Scarborough Council is to provide temporary toilets on its seafront following complaints from the public.
The council’s cabinet today approved the spending of £51,000 to place the toilets in Royal Albert Drive, where a previous toilet block was demolished in 2017, and to reinstate the conveniences at the Holbeck Clock Tower on the South Cliff which closed the same year.
Reversing toilet closures was one of the promises made by the new leader of the council, Cllr Steve Siddons, when the Labour councillor took charge of the authority following May’s local elections.
At today’s cabinet meeting cabinet member Cllr Janet Jefferson (Ind) said the cost was one worth paying.
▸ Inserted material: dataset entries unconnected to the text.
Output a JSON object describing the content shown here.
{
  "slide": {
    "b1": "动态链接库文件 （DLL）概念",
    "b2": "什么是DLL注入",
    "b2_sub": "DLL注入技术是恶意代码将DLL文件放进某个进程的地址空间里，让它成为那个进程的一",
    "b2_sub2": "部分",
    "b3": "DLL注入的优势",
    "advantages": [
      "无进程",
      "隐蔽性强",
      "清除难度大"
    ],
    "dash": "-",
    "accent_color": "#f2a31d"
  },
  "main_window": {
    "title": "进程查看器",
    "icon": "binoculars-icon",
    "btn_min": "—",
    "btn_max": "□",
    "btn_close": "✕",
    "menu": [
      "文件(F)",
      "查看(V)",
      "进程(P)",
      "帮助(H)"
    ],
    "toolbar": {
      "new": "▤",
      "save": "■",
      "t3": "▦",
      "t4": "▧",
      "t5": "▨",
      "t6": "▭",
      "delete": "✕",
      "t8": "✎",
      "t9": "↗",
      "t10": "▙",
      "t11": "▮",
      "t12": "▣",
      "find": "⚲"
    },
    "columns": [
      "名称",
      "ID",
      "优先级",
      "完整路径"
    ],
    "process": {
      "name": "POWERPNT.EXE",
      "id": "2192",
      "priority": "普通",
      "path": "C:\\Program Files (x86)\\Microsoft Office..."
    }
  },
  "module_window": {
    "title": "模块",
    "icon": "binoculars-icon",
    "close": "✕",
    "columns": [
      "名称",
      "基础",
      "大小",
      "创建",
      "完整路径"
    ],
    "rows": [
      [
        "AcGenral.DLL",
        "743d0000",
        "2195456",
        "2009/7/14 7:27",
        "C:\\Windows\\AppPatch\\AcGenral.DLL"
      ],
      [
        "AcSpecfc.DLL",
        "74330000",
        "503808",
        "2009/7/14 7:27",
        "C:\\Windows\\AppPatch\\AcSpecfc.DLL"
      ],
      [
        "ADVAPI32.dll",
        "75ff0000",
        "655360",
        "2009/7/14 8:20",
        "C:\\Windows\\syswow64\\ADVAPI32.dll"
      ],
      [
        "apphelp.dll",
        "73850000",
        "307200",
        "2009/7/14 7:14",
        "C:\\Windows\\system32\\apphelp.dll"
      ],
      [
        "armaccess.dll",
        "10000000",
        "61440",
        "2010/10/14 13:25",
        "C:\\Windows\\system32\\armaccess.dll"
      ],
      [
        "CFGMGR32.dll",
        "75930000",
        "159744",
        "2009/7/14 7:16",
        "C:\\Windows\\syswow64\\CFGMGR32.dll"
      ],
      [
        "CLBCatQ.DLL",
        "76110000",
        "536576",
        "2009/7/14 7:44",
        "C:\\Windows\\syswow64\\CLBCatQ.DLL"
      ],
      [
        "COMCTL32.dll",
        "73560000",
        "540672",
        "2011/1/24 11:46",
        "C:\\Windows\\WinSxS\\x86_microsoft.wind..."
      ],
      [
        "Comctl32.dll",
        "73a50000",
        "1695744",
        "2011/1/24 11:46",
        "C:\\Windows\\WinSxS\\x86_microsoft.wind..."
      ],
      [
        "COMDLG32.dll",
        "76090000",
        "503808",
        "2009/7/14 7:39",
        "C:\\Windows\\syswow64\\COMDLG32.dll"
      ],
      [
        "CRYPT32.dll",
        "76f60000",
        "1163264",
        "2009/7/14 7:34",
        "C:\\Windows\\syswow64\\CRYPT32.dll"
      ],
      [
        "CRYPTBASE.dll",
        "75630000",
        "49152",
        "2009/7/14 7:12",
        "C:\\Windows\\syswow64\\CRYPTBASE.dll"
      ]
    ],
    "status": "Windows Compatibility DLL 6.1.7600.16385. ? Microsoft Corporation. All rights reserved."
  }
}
She said: “All of us here will have had our ears bent by the public over the loss of toilets on Royal Albert Drive.
“It is not acceptable that people have been having to go in bushes as they walk around the seafront.”
The council’s Director of Finance, Nick Edwards, said the portable toilets would be “screened” and connected to local utilities.
He said it had hoped that replacement toilets as part of a redevelopment scheme would have come forward before now but that the council could not wait any longer to provide toilets.
“When you have to go, you have to go,” he added.
Mr Edwards said he was ahead of his planned budget savings for the year and that would meet part of the associated cost.
The committee was warned that by choosing to provide toilets in Scarborough it could upset other towns and rural areas.
Cllr Michelle Donohue-Moncrieff (Ind) told the cabinet: “I think you have to be aware of how it will look in Filey, Hunmanby and Whitby.”
Cllr Guy Coulson (Con) queried why two “high profile” toilets were being saved when some rural communities had no toilets at all.
He was told by Cllr Siddons that the toilets to be provided were “high usage” rather than high profile. In a statement, Cllr Siddons said savings would be sought from other areas.
He said: “The old cabinet consulted on these toilet closures in 2017. The public response was that the council should provide essential toilets where no one else can, that didn’t happen in these two locations.
“It was wrong to leave key tourist areas with inadequate toilet provision and I am pleased we are correcting that.
“This reversal does, of course, need funding and we now need to review other less essential non-statutory projects.”